Finally we have some new polls! Two phone, two online, including a parallel test from ICM. Interestingly, the online polls showed a move towards Leave, the phone polls showed a move towards Remain. We should be getting at least one more phone poll this week.
ICM/Guardian (#EURef, PHONE):
REMAIN 47 (-1)
LEAVE 39 (-2)
13th-15th May
N=1,002
Writeup https://t.co/hw86imbv9b #EUreferendum #Brexit— NCP EU Referendum (@NCPoliticsEU) May 16, 2016
ORB/Telegraph (#EURef):
REMAIN 55 (+4)
LEAVE 40 (-3)
13-15th May
N=800https://t.co/GyIazSmw24…#EUreferendum #Brexit
— Matt Singh (@MattSingh_) May 16, 2016
TNS (#EUref):
REMAIN 38 (-1)
LEAVE 41 (+5)
Fieldwork dates 10th-12th May
N=1,222
Tabs https://t.co/5dRmbWYGIa#EUreferendum #Remain #Leave— NCP EU Referendum (@NCPoliticsEU) May 17, 2016
The ORB figures that I tweeted showed the “all voter” numbers, rather than the headline “certain voters” figure, which shows a much smaller shift. And the TNS poll showed a big swing towards Leave compared with the previous TNS survey, driven mainly by huge swing among 2015 non-voters that said they would vote this time. Since samples usually have too few non-voters and pollsters have to upweight them, this type of swing is amplified:
Even so, it looks like the phone-online wedge might be widening again. Quite a few observers have suggested that, by fair means or foul, the two modes ought to converge further. But ICM’s Martin Boon thinks otherwise.
What hard evidence do we have in terms of which (if either) is right? To repeat what I’ve said many times, I don’t think that either method is inherently “better” than the other – each has its strengths and weaknesses. The “real votes” evidence seems to favour phone polls at the moment – note the overestimation of UKIP‘s vote share at the midterm elections (and by more than online polls did at the general election).

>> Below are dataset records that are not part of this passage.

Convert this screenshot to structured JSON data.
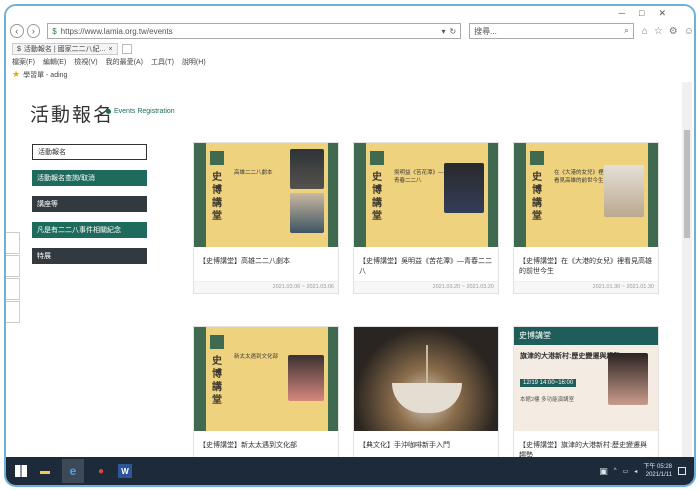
{
  "browser": {
    "url": "https://www.lamia.org.tw/events",
    "search_placeholder": "搜尋...",
    "tab_title": "活動報名 | 國家二二八紀...",
    "menu": [
      "檔案(F)",
      "編輯(E)",
      "檢視(V)",
      "我的最愛(A)",
      "工具(T)",
      "說明(H)"
    ],
    "favorites_label": "學習單 - ading",
    "win_controls": [
      "─",
      "□",
      "✕"
    ]
  },
  "page": {
    "title": "活動報名",
    "breadcrumb": "Events Registration"
  },
  "sidebar": {
    "items": [
      {
        "label": "活動報名",
        "style": "active"
      },
      {
        "label": "活動報名查詢/取消",
        "style": "teal"
      },
      {
        "label": "講座等",
        "style": "dark"
      },
      {
        "label": "凡是有二二八事件相關紀念",
        "style": "teal"
      },
      {
        "label": "特展",
        "style": "dark"
      }
    ]
  },
  "cards": [
    {
      "title": "【史博講堂】高雄二二八劇本",
      "date": "2021.03.06 ~ 2021.03.06",
      "poster_text": "高雄二二八劇本",
      "vertical_title": "史博講堂"
    },
    {
      "title": "【史博講堂】吳明益《苦花潭》—青春二二八",
      "date": "2021.03.20 ~ 2021.03.20",
      "poster_text": "吳明益《苦花潭》—青春二二八",
      "vertical_title": "史博講堂"
    },
    {
      "title": "【史博講堂】在《大港的女兒》裡看見高雄的前世今生",
      "date": "2021.01.30 ~ 2021.01.30",
      "poster_text": "在《大港的女兒》裡看見高雄的前世今生",
      "vertical_title": "史博講堂"
    },
    {
      "title": "【史博講堂】新太太遇到文化部",
      "date": "",
      "poster_text": "新太太遇到文化部",
      "vertical_title": "史博講堂"
    },
    {
      "title": "【典文化】手沖咖啡新手入門",
      "date": "",
      "poster_text": "",
      "vertical_title": ""
    },
    {
      "title": "【史博講堂】旗津的大港新村:歷史變遷與趨勢",
      "date": "",
      "poster_text": "旗津的大港新村:歷史變遷與趨勢",
      "vertical_title": "史博講堂",
      "promo_date": "12/19 14:00~16:00",
      "promo_location": "本館2樓 多功能演講室"
    }
  ],
  "taskbar": {
    "time": "下午 05:28",
    "date": "2021/1/11"
  },
  "colors": {
    "teal": "#1e6b5e",
    "dark": "#333a3f",
    "poster_yellow": "#efd27e",
    "poster_green": "#3f6a50",
    "taskbar": "#1c2a3a"
  }
}
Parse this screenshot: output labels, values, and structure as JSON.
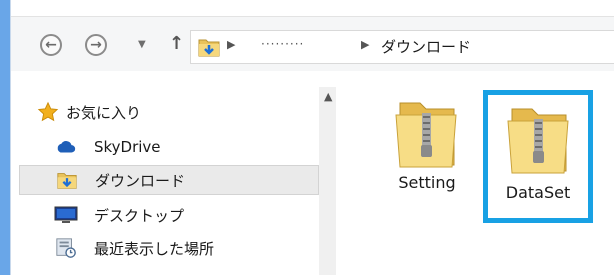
{
  "window": {
    "accent_color": "#18a1e4",
    "frame_color": "#69a6e8"
  },
  "toolbar": {
    "back_icon": "back-arrow-icon",
    "forward_icon": "forward-arrow-icon",
    "recent_icon": "chevron-down-icon",
    "up_icon": "up-arrow-icon"
  },
  "address": {
    "dots": "·········",
    "current": "ダウンロード"
  },
  "sidebar": {
    "items": [
      {
        "label": "お気に入り",
        "icon": "star-icon"
      },
      {
        "label": "SkyDrive",
        "icon": "cloud-icon"
      },
      {
        "label": "ダウンロード",
        "icon": "downloads-folder-icon",
        "selected": true
      },
      {
        "label": "デスクトップ",
        "icon": "desktop-icon"
      },
      {
        "label": "最近表示した場所",
        "icon": "recent-places-icon"
      }
    ]
  },
  "files": [
    {
      "name": "Setting",
      "icon": "zip-folder-icon"
    },
    {
      "name": "DataSet",
      "icon": "zip-folder-icon",
      "selected": true
    }
  ]
}
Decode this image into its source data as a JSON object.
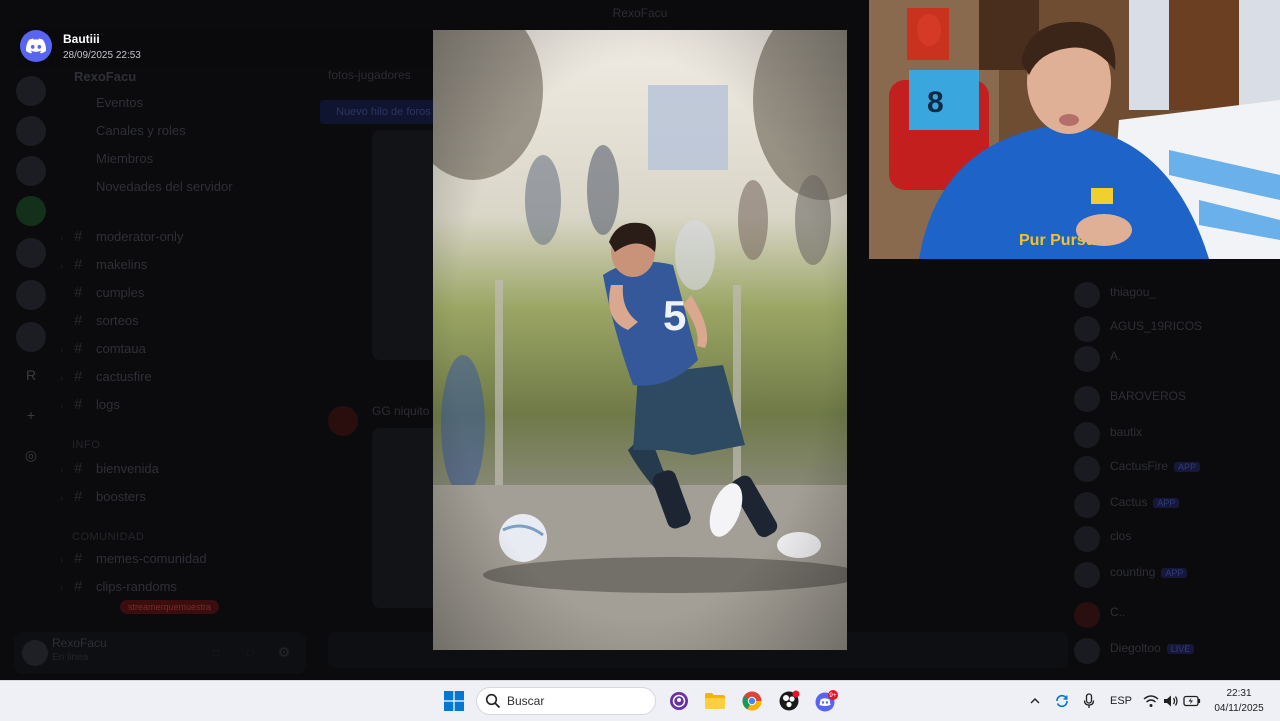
{
  "window": {
    "title": "RexoFacu"
  },
  "notification": {
    "sender": "Bautiii",
    "timestamp": "28/09/2025 22:53",
    "icon": "discord-icon"
  },
  "background_app": {
    "server_name": "RexoFacu",
    "quick_links": [
      "Eventos",
      "Canales y roles",
      "Miembros",
      "Novedades del servidor"
    ],
    "channels": [
      {
        "name": "moderator-only"
      },
      {
        "name": "makelins"
      },
      {
        "name": "cumples"
      },
      {
        "name": "sorteos"
      },
      {
        "name": "comtaua"
      },
      {
        "name": "cactusfire"
      },
      {
        "name": "logs"
      }
    ],
    "category_info": "INFO",
    "info_channels": [
      {
        "name": "bienvenida"
      },
      {
        "name": "boosters"
      }
    ],
    "category_community": "COMUNIDAD",
    "community_channels": [
      {
        "name": "memes-comunidad"
      },
      {
        "name": "clips-randoms"
      }
    ],
    "live_pill": "streamerquemuestra",
    "user": {
      "name": "RexoFacu",
      "status": "En linea"
    },
    "chat_header": "fotos-jugadores",
    "thread_chip": "Nuevo hilo de foros",
    "message_author": "GG niquito",
    "members": [
      {
        "name": "thiagou_"
      },
      {
        "name": "AGUS_19RICOS"
      },
      {
        "name": "A."
      },
      {
        "name": "BAROVEROS"
      },
      {
        "name": "bautix"
      },
      {
        "name": "CactusFire",
        "badge": "APP"
      },
      {
        "name": "Cactus",
        "badge": "APP"
      },
      {
        "name": "clos"
      },
      {
        "name": "counting",
        "badge": "APP"
      },
      {
        "name": "C.."
      },
      {
        "name": "Diegoltoo",
        "badge": "LIVE"
      }
    ]
  },
  "taskbar": {
    "search_placeholder": "Buscar",
    "language": "ESP",
    "time": "22:31",
    "date": "04/11/2025",
    "discord_badge": "9+",
    "colors": {
      "accent": "#0078d4",
      "discord": "#5865f2",
      "badge": "#e81224"
    },
    "apps": [
      "windows-start-icon",
      "search-icon",
      "copilot-icon",
      "file-explorer-icon",
      "chrome-icon",
      "obs-icon",
      "discord-icon"
    ],
    "tray": [
      "chevron-up-icon",
      "sync-icon",
      "microphone-icon",
      "wifi-icon",
      "speaker-icon",
      "battery-icon"
    ]
  }
}
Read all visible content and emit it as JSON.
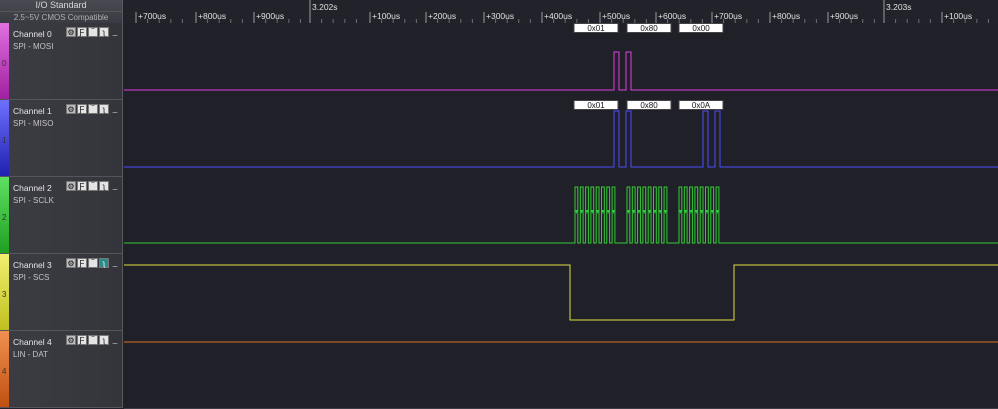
{
  "io_standard": {
    "title": "I/O Standard",
    "subtitle": "2.5~5V CMOS Compatible"
  },
  "timeline": {
    "ticks": [
      "+700us",
      "+800us",
      "+900us",
      "3.202s",
      "+100us",
      "+200us",
      "+300us",
      "+400us",
      "+500us",
      "+600us",
      "+700us",
      "+800us",
      "+900us",
      "3.203s",
      "+100us"
    ]
  },
  "channels": [
    {
      "name": "Channel 0",
      "signal": "SPI - MOSI",
      "index": "0",
      "color": "#e040e0",
      "decode": [
        "0x01",
        "0x80",
        "0x00"
      ]
    },
    {
      "name": "Channel 1",
      "signal": "SPI - MISO",
      "index": "1",
      "color": "#4d4dff",
      "decode": [
        "0x01",
        "0x80",
        "0x0A"
      ]
    },
    {
      "name": "Channel 2",
      "signal": "SPI - SCLK",
      "index": "2",
      "color": "#33cc33",
      "decode": []
    },
    {
      "name": "Channel 3",
      "signal": "SPI - SCS",
      "index": "3",
      "color": "#e0e040",
      "decode": []
    },
    {
      "name": "Channel 4",
      "signal": "LIN - DAT",
      "index": "4",
      "color": "#e07020",
      "decode": []
    }
  ],
  "buttons": {
    "gear": "⚙",
    "rise": "Ƒ",
    "high": "‾",
    "fall": "ʅ",
    "low": "_"
  }
}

And today we got something else – from another country, which makes it less useful than the above, but the similarities are uncanny. Nate Cohn at the New York Times has done some analysis of the accuracy of polling on Donald Trump. As many readers will know, Trump has tended to do quite a bit better in online polls than those with what our American friends call “live interviewers”, which has been attributed by some to interviewer effects. This is relevant because Trump’s support has similarities with support populist parties in other countries and part (though by no means all) of the Leave based in the UK. Cohn’s modelled national equivalent vote shares (based on actual state-by-state results) is closer to the phone polls than online:
.@Nate_Cohn on the Donald Trump phone-online gap – Uncannily similar to EU referendum puzzle https://t.co/cSVhPrNsPP pic.twitter.com/9yo9lGXoUZ
— NumbrCrunchrPolitics (@NCPoliticsUK) May 17, 2016
He then compares general election polls where, again, Trump underperforms Hillary Clinton by a bigger margin on the phone than online. Just as James Kanagasooriam and I found in Polls apart, the difference ways that the two modes deal with undecided voters has a substantial effect on the number saying they’ll vote but don’t know which way. As is very often the case in elections (as opposed to referendums) they seem to break relatively evenly between the two candidates. That’s consistent with the discrepancy being sample-related, though relatively small at about 2.5 points. Again, this is what you’d expect when a lot of people are voting along party lines.
Further analysis, this time on turnout, came from Anthony Wells, who reminded everyone that turnout isn’t just about age – it’s also important to consider socioeconomic status. So while the focus has been very much (too much) on the greater likelihood of (Leave-leaning) older people to vote, it’s important to remember that (Remain-leaning) middle-class voters are also more likely to turn out.
What about the NCP forecast? This is the first update for a week, as there simply haven’t been any new polls in that time. Now we have four news ones, but the net of all of them is a swing towards Leave. There are quite a few caveats to this – because there haven’t been many polls recently, newer polls will have a disproportionate impact, and sharp moves always have some impact even though the model mitigates them. When those two things happen together, relatively big moves can happen. And of course, we have more polls coming up in the next few days, but for the time being this is how we stand:
So this move should be viewed with caution, but for now the probability of Brexit is back up to 24%. And partly as a result, the gap between the forecast and then betting markets has dropped below 4 points, with bookmakers having reported heavy betting on Remain for the last month.